La suite est une longue descente aux enfers. Un calvaire insurmontable. Pris dans une spirale sans fin, l’intrigue s’embourbe dans l’imbroglio conspirateur. Scofield contre le reste du monde. David contre Goliath. Tout comme X Files en son temps, pris en otage d’un dispositif pourtant auto-implanté, Prison Break devient un immense brouillon scénaristique. Un puis sans fond, fait de rebondissements factices comme autant de circonvolutions vaines. Les bras qui s’agitent d’un nageur en train de se noyer. On assiste impuissant et dépité au naufrage d’un concept fulgurant.

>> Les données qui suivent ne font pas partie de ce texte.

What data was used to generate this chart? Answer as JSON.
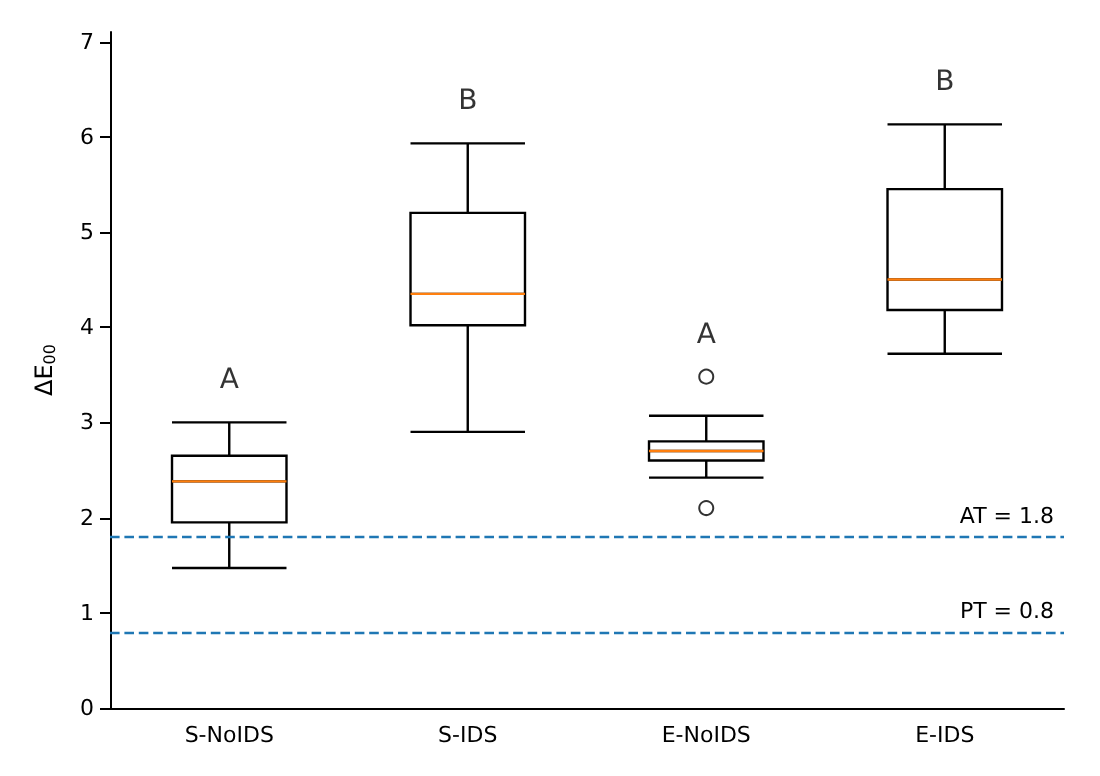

Pris dans les mailles d’un filet, échoué sur l’autel du consumérisme. Celle qui fut consacrée par la presse et le public, rejoint les limbes de ces séries à combustion spontanée vouées à devenir un vulgaire feu de paille.

Lorsque la quatrième saison débute, on sent comme une volonté de la part des auteurs d’oblitérer la précédente. De sinistre mémoire, elle imposait un certain caractère conclusif. Alors cette saison 04, remake de la saison 02, comme la 03 était celle de la première ? Ce traitement en boucle comme nouvelle preuve d’un appauvrissement scénaristique supplémentaire. Tout commence donc, par un résumé en voix off. On affiche la décision de repartir de zéro, en usant du passé comme la création du contexte. Trois années réduites à quelques lignes sur un scripte. Avec en conclusion l’ironique sentence : tout finit aujourd’hui (aveu, regret des auteurs ?).